Daily US Times: When Manik Parikh’s mother tested positive for new coronavirus, she went to Mumbai’s private Lilavati Hospital, but the hospital authorities told the family that no critical-care beds were available. This has become the normal scenario in hospitals as coronavirus cases explode in India.
Five hours and dozens of calls later, the family at last found a bed for her at private Bombay Hospital. Parikh’s 92-year-old diabetic grandfather had breathing difficulties just a day later and he was then taken to the city’s Breach Candy Hospital. The hospital is another top private facility, but there were no beds.
“My dad was pleading with them. They said they didn’t have a bed, not even a normal bed,” Parikh told Reuters. Later that day, they found a bed at Bombay Hospital, but his grandfather died hours later. His test results later revealed he was infected with the virus.
India’s booming private hospitals have taken some of the strain off the country’s underfunded and dilapidated public health network for years, but the terrific experience of Parikh’s family suggests that as coronavirus cases explode in India, even private facilities are at risk of being overrun.
India is facing a sharp rise in confirmed cases. It has reported 6,767 new coronavirus infections on Sunday, the country’s biggest one-day increase. Government data shows the number of coronavirus cases in India are doubling every 13 days or so, even as the world’s second-most populous country begins easing lockdown restrictions. India has reported more than 145,380 infections, including 4,167 deaths.

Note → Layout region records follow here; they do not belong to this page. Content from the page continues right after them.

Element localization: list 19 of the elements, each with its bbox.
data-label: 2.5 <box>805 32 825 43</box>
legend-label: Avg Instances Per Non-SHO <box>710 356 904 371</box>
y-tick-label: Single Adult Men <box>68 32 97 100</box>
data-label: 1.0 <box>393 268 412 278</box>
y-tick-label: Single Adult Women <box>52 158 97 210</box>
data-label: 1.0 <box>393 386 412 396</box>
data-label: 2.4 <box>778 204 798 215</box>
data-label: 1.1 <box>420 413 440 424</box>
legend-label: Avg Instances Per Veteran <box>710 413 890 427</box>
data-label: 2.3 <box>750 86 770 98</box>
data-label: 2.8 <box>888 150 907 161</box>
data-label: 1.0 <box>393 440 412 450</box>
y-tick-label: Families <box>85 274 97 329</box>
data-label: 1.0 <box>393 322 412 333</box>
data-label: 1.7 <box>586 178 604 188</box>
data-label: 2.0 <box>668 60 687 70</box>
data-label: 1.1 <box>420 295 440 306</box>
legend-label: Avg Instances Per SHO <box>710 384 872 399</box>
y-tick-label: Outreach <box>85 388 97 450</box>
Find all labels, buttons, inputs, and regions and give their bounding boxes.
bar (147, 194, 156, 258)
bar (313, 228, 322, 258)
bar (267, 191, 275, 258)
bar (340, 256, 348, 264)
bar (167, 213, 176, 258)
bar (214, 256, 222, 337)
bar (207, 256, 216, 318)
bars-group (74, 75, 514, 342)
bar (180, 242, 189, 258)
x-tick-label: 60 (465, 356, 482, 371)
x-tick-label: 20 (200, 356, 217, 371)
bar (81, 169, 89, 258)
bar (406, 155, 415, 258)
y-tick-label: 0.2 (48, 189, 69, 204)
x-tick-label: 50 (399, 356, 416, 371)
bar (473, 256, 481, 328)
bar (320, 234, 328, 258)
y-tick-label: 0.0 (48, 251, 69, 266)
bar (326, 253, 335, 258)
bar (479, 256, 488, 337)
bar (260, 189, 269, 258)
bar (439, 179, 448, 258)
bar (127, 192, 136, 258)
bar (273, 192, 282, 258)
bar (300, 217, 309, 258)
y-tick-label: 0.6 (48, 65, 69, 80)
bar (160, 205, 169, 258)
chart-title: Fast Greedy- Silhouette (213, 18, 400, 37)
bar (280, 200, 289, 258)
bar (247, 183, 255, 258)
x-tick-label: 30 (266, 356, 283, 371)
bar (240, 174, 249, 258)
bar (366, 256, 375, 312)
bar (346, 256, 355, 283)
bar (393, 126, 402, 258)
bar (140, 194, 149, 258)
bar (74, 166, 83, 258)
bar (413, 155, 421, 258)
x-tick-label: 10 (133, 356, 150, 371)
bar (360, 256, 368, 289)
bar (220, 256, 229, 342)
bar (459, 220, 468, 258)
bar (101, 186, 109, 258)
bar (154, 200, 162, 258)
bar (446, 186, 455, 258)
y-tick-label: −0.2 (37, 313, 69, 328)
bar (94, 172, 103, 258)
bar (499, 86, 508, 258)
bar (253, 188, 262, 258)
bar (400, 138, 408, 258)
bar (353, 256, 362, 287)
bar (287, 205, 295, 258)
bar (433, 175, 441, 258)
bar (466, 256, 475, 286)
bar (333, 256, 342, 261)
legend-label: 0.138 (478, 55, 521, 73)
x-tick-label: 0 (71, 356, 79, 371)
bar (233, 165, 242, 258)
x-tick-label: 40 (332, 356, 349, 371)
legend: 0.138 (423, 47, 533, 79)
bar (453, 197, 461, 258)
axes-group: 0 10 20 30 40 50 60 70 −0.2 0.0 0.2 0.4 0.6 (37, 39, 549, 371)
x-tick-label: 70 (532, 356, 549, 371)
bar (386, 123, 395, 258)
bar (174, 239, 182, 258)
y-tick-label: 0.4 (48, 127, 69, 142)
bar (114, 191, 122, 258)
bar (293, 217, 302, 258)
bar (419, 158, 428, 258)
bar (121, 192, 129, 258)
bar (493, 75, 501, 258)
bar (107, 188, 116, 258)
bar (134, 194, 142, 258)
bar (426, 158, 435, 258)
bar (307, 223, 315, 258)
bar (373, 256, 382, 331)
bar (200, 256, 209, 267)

Bhramar Mukherjee, a professor of biostatistics and epidemiology at the University of Michigan, said: “The increasing trend has not gone down. We’ve not seen a flattening of the curve.”
Mukherjee’s team estimates that between 630,000 and 2.1 million people in India will become infected by early July. India has a population of 1.3 billion.
As coronavirus cases explode in India, most of the cases are in Mumbai, India’s financial hub and its most populous city. The federal government has said in media briefings that not all patients need hospitalisation, and it is making rapid efforts to increase the number of hospital beds and procure health gear.
According to the federal government’s data from last year, India has about 714,000 hospital beds, up from about 540,000 in 2009. Given India’s rising population, the number of beds per 1,000 people has grown only slightly in that time.